Our Current Research: BITS Study
Our clinical research unit plans to do a Phase I/II clinical trial in preterm infants less than 29 weeks gestational age to determine the optimal dosage of the combination. The study which has been abbreviated as BITS (Budesonide with Intra-Tracheal Surfactants) has received conditional Institutional Ethics Board clearance and is currently waiting for Health Canada Division V clinical trial approval. The study is a single dose escalation study using the combination of varying concentrations of Budesonide with bovine lipid extract surfactant. The pharmacokinetic and pharmacodynamics behavior of the drug will be estimated with respect to fixed and random effect parameters using nonlinear mixed-effect modeling. Sensitivity analysis will be used in combination with the nonlinear mixed effect modeling to reduce the influence of any confounders that could alter the study results and substantiate the findings. This study is done in collaboration between University of Manitoba (Winnipeg, Canada), University of Toronto (Toronto, Canada; tentatively included) and University of Utah (Salt Lake City, USA). The study is funded by academic grants from Manitoba Institute of Child Health and for-profit sponsors. The anticipated duration of this study is 16 months and we anticipate that the study will help us establishthe platform for a large-scale Phase III clinical trial in the near future.

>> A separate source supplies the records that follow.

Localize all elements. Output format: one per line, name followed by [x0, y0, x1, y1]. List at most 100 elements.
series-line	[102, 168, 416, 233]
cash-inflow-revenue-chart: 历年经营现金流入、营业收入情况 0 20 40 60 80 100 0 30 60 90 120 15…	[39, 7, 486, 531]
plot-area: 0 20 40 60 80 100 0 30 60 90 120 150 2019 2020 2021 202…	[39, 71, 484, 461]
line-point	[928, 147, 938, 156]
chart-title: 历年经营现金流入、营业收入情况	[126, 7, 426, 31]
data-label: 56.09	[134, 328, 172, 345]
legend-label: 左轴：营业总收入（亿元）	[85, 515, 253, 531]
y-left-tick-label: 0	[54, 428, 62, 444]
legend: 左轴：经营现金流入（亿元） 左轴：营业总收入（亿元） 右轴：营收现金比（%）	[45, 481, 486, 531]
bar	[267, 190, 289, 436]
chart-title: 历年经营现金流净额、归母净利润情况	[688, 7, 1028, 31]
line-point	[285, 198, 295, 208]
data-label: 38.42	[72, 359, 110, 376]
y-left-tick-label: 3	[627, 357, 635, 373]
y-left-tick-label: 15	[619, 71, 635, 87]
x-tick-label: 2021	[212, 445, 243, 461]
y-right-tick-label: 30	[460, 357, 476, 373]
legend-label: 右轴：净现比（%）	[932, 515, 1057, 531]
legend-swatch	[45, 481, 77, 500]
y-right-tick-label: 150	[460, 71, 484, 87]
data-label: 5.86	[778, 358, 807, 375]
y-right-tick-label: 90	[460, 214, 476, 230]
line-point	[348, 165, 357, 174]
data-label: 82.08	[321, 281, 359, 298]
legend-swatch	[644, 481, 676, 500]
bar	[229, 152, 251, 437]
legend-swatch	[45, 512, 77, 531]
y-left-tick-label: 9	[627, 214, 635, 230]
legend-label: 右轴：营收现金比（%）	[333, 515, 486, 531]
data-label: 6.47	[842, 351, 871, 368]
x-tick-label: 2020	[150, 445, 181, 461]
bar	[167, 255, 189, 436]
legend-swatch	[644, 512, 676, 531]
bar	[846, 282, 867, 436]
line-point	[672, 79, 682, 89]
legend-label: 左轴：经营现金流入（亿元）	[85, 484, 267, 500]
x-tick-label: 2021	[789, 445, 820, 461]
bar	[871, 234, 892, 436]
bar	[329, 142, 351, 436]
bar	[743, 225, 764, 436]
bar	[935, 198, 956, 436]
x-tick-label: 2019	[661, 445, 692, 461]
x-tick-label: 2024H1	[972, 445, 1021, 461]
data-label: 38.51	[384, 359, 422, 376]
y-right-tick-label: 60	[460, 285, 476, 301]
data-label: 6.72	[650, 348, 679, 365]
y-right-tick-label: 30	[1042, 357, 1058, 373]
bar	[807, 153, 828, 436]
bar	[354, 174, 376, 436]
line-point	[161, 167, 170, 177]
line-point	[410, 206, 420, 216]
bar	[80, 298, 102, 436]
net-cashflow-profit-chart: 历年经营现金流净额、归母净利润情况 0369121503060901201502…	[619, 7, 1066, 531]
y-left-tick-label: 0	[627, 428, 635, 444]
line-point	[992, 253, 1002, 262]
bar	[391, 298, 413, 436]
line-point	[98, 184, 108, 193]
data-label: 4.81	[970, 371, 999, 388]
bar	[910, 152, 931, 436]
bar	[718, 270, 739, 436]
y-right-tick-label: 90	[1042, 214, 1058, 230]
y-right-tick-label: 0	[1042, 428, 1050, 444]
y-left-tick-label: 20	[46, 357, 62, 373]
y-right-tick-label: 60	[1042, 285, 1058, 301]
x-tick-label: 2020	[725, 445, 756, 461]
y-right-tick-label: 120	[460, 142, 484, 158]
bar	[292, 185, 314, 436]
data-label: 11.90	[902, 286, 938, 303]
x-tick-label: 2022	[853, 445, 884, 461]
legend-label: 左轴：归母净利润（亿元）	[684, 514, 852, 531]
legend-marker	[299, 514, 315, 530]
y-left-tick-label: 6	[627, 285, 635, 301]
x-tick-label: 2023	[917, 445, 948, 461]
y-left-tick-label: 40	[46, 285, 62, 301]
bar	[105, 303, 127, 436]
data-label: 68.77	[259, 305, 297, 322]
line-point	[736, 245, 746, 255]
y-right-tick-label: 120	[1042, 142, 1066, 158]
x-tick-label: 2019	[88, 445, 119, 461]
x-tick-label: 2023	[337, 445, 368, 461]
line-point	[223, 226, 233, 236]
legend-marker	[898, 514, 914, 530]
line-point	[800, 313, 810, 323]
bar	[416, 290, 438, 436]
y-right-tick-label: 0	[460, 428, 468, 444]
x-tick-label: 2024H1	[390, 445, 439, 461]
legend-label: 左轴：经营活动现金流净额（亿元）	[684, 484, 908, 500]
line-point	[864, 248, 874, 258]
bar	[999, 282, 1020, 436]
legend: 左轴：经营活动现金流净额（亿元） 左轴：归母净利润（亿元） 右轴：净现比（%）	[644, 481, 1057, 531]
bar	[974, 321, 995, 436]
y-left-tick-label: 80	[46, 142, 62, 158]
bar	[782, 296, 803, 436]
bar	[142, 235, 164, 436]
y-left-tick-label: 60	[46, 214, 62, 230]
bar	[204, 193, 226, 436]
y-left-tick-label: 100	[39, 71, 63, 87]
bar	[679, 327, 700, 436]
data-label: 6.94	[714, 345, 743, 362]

It is indelible that the clinical exposure I received at KIMS Al Shifa Hospital during my 6 years at Al Shifa College of Pharmacy has immensely helped me in blending in with the clinical team here. Also, the Pharm D curriculum, which was taught to me during the 4th and 5th year comprising of Applied Pharmacokinetics, biostatistics, Pharmacoepidemiology and research methodology had given me the theoretical background which helped me with a smooth transition.  Also, I am thankful to Dr. T.N.K Suriyaprakash and Dr. Dilip.C for their continuous support that helped me gain acceptance to the University previous year and also achieve the prestigious provincial scholarship of Research Manitoba Graduate Studentship this year.